Mount the exported filesystem 3 times under different paths (we need
more than one NFS client, since requests within the single client
seems to be serialized):
{{{
127.0.0.1:/null	/nfs1	nfs	rw,udp,rdirplus,noauto		0	0
127.0.0.1:/null	/nfs2	nfs	rw,udp,rdirplus,noauto		0	0
127.0.0.1:/null	/nfs3	nfs	rw,udp,rdirplus,noauto		0	0
}}}
Readdir+ must be active, because it locks vnodes with LK_SHARED.
rc.conf should minimally contain the following lines to run NFS:
{{{
## NFS
rpcbind_enable="YES"
nfs_server_enable="YES"
nfs_reserved_port_only="YES"
mountd_enable="YES"
mountd_flags="-p 904 -l"
rpc_lockd_enable="YES"
rpc_lockd_flags="-p 4001"
rpc_statd_enable="YES"
rpc_statd_flags="-p 4002"
nfsd_enable="YES"
nfsd_flags="-h 127.0.0.1 -u -n 8"
}}}

Mount filesystems
{{{
mount /null
mount /nfs1
mount /nfs2
mount /nfs3
}}}

And run script nullfs-simple-test.sh from the current directory (all
we need is to make multiple clients to do the same thing); here we're
using different mountpoints to make it inside the single machine, but
if you have external clients (that use readdir+), you can mount NFS
filesystem from them.

In case you NFS server is too fast to reveal the races, you can add
the line
{{{
	pause("0pause", hz / 10);
}}}
to the routine null_nodeget, just above the malloc for the new
null_node,
{{{
 	xp = malloc(sizeof(struct null_node),
}}}
It will allow much more time for the races.


How to solve?
=============

Two patches,
 - 0001-NULLFS-properly-destroy-node-hash.patch
 - 0002-NULLFS-fix-panics-when-lowervp-is-locked-with-LK_SHA.patch
will fix this problem.  In reality, the second patch does all work
and the first one is just some nitpicking.

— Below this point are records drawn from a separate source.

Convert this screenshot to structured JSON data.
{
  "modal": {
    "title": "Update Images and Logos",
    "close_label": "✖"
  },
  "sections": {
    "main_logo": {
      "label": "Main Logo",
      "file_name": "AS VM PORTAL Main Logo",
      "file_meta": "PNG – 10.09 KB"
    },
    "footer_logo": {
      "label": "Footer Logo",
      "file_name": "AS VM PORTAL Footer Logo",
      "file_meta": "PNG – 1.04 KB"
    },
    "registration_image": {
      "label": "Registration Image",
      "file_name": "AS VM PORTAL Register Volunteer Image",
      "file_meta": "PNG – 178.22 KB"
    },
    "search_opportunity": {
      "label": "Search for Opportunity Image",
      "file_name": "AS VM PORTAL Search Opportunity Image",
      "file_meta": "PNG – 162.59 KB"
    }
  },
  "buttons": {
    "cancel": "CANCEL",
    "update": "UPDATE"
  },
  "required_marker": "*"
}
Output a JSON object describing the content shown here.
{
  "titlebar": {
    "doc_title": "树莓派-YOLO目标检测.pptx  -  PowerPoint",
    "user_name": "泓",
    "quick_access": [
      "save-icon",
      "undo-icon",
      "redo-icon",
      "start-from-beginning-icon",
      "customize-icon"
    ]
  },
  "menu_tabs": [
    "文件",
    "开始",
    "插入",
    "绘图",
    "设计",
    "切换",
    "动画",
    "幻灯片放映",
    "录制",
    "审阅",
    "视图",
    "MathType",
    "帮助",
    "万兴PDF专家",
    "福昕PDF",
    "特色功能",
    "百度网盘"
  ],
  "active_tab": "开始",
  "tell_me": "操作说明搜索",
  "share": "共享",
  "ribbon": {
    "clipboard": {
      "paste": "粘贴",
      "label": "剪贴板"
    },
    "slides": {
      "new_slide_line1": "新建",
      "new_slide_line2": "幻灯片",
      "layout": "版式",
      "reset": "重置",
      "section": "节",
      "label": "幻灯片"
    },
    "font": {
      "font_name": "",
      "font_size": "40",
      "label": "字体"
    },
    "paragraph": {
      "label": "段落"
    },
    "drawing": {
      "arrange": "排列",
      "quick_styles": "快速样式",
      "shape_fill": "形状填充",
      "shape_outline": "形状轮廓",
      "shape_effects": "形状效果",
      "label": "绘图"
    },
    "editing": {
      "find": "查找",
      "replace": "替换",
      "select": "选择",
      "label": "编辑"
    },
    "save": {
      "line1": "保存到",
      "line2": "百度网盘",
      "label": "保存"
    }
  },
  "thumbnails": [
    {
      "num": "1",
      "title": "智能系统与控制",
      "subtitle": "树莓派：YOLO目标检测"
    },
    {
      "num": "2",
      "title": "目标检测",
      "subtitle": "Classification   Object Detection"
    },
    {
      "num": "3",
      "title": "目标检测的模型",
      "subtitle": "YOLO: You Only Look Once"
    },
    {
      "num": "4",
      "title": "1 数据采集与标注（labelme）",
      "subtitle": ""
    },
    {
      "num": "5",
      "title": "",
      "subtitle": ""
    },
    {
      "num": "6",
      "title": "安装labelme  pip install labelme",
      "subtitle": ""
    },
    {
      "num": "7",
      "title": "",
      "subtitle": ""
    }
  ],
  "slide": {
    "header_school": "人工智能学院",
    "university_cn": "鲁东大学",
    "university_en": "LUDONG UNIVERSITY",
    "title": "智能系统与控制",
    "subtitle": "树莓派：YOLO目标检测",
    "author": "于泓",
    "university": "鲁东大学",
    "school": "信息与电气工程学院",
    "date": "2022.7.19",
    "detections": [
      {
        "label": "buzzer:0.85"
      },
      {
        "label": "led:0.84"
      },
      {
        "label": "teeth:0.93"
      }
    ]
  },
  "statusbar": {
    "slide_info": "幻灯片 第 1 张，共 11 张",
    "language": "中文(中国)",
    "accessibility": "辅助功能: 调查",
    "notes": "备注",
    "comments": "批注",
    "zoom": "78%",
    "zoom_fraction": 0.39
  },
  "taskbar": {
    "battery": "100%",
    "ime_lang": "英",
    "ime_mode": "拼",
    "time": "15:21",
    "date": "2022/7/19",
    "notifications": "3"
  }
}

Instead of all this, one can just handle this case inside null_reclaim
by checking the values of vp->v_vnlock and &vp->v_lock, but this is
the kludgy way that can strike in future once again.


My questions
============

Q: I am using VOP_ISLOCKED() to determine what is the lock status
   of the lowervp.  Isn't it too expensive?